In the post-war period the PCI held a dominant position amongst the Italian working class. The country was in economic ruins and the ruling class was weak. Given the widespread radicalisation in society, it was entirely possible for the PCI to embark on a struggle to peacefully take power on a number of occasions. The leadership of the party, however, was firmly under the influence of the reactionary, ruling Stalinist bureaucracy in Moscow, which wanted to come to an accommodation with Western imperialism. This lead the PCI to propose a coalition government in Italy, which would see them sharing power with progressive capitalist parties and putting off the struggle for socialism to some distant date. But even this was too much for the Italian bosses, who were afraid that the PCI in office would unleash a revolution from below.
Publisher
Activism
Feltrinelli spent the next years travelling the world and making links with various radical Third World leaders and anti-imperialist and guerrilla movements. In 1964, Feltrinelli meets the leader of the Cuban revolution, Fidel Castro, supporter of the main South American and international movements of liberation, with which long friendship was hoped to be established. In 1967, Feltrinelli arrives in Bolivia and meets with Régis Debray. He published the writings of figures such as Fidel Castro, Che Guevara, Ho Chi Minh, and a series of pamphlets on the unfolding revolution in the colonial world and the Middle East.

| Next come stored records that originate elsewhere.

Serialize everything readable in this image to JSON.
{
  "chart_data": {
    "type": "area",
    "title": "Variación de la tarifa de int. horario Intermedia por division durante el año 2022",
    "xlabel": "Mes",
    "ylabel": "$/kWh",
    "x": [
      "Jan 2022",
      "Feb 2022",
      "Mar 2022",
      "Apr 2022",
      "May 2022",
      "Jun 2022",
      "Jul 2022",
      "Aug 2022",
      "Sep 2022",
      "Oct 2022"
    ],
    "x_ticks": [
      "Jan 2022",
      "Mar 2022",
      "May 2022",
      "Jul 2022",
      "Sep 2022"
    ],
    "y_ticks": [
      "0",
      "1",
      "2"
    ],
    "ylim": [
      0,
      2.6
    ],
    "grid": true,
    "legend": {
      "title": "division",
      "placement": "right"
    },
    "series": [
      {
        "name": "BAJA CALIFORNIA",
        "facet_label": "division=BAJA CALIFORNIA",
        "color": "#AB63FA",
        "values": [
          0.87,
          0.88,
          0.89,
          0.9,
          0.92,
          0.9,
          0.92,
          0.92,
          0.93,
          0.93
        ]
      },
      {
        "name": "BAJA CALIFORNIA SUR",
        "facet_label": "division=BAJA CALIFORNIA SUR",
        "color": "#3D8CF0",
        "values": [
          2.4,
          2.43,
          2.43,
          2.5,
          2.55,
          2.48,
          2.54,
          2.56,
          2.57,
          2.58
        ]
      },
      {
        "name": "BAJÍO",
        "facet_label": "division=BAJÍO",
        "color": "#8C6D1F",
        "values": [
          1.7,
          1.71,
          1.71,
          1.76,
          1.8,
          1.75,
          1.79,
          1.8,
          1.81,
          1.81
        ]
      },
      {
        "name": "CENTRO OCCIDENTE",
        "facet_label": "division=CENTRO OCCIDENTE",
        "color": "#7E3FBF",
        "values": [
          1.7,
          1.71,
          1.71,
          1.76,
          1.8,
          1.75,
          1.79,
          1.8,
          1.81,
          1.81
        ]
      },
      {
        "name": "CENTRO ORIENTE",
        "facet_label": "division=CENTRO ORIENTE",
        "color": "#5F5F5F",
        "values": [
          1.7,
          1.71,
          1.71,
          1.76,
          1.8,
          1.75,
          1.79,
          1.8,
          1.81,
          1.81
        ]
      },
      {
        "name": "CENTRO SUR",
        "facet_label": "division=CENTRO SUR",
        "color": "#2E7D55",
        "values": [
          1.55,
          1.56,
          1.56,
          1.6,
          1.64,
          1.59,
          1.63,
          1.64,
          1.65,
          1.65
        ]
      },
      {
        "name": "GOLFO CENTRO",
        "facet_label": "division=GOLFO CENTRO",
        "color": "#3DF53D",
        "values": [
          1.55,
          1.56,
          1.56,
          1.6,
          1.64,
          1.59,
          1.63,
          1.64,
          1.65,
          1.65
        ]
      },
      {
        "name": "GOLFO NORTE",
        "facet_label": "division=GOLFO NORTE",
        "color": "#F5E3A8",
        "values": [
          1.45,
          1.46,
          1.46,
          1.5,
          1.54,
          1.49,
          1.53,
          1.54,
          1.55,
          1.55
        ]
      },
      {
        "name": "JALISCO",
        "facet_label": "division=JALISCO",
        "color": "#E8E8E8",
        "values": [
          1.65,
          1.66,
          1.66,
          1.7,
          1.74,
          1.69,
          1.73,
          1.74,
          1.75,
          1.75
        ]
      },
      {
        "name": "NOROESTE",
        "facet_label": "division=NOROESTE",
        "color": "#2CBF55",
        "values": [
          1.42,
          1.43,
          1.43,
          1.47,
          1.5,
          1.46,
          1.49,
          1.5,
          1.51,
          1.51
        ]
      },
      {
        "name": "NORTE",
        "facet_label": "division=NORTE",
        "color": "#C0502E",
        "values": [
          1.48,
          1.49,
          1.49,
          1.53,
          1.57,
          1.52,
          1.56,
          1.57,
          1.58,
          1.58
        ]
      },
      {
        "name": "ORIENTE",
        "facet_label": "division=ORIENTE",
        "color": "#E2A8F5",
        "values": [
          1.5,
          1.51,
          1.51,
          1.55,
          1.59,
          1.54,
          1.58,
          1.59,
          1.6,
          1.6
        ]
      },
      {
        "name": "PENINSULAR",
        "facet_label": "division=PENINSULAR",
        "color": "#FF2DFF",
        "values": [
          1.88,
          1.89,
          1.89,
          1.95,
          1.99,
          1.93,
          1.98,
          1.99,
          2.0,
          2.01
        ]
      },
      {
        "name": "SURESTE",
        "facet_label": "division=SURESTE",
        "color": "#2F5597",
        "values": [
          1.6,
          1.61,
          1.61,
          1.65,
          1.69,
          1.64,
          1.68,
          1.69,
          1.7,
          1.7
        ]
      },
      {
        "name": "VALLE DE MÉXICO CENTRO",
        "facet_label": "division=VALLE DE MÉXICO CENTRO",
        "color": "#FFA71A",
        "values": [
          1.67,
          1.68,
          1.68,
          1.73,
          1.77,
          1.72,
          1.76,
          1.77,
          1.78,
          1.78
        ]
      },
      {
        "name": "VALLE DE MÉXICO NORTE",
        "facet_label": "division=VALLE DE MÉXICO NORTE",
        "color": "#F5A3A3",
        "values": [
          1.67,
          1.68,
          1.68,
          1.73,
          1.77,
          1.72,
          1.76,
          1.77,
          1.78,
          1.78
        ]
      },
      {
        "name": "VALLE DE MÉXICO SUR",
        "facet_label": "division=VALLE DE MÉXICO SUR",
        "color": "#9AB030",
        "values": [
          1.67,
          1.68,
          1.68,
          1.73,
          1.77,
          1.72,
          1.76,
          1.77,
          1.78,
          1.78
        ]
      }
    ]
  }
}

Feltrinelli's political ideas were confused and contradictory. Lacking an independent class analysis, he increasingly sought to advocate guerrilla struggle to further the aims of the Italian working class. But guerrilla campaigns could only play a role in fighting the ruling classes in underdeveloped countries, where the peasantry predominated. Even then, isolated from a struggle of the working class, guerrilla movements could not provide a route to genuine socialist states. By contrast, Italy was a modern capitalist country. Here the struggle for power lay in the weapons of collective action by the working class, including the general strike.
GAP
The late 1960s and early 1970s saw a period of renewed student and labour struggles both in Italy and internationally, marking the end of the post-war economic boom and a new offensive by the bosses. Many in Italy feared an attempted coup by the rightwing in response. As the conservative labour and PCI leaders refused to develop the mass movements, and confusion and impatience grew amongst some middle class youth and workers, Feltrinelli prioritised organising clandestine resistance to the right-wing threat. Along with the sprouting of other underground terrorist groups, such as the Red Brigades, he established the Partisan Action Group (GAP). As the GAP carried out a series of small-scale bomb attacks against neo-fascist targets and employers, Fetrinelli was forced into hiding.
Death
On March 14, 1972, Giangiacomo Feltrinelli was found dead at the foot of an electricity pylon near Milan, apparently killed by his own explosives while on an operation with other GAP members. Like his father's death, the passing of Giangiacomo was immediately viewed suspiciously. Many believed Italian secret services, which had a number of informants in the underground groups, had a part in his death.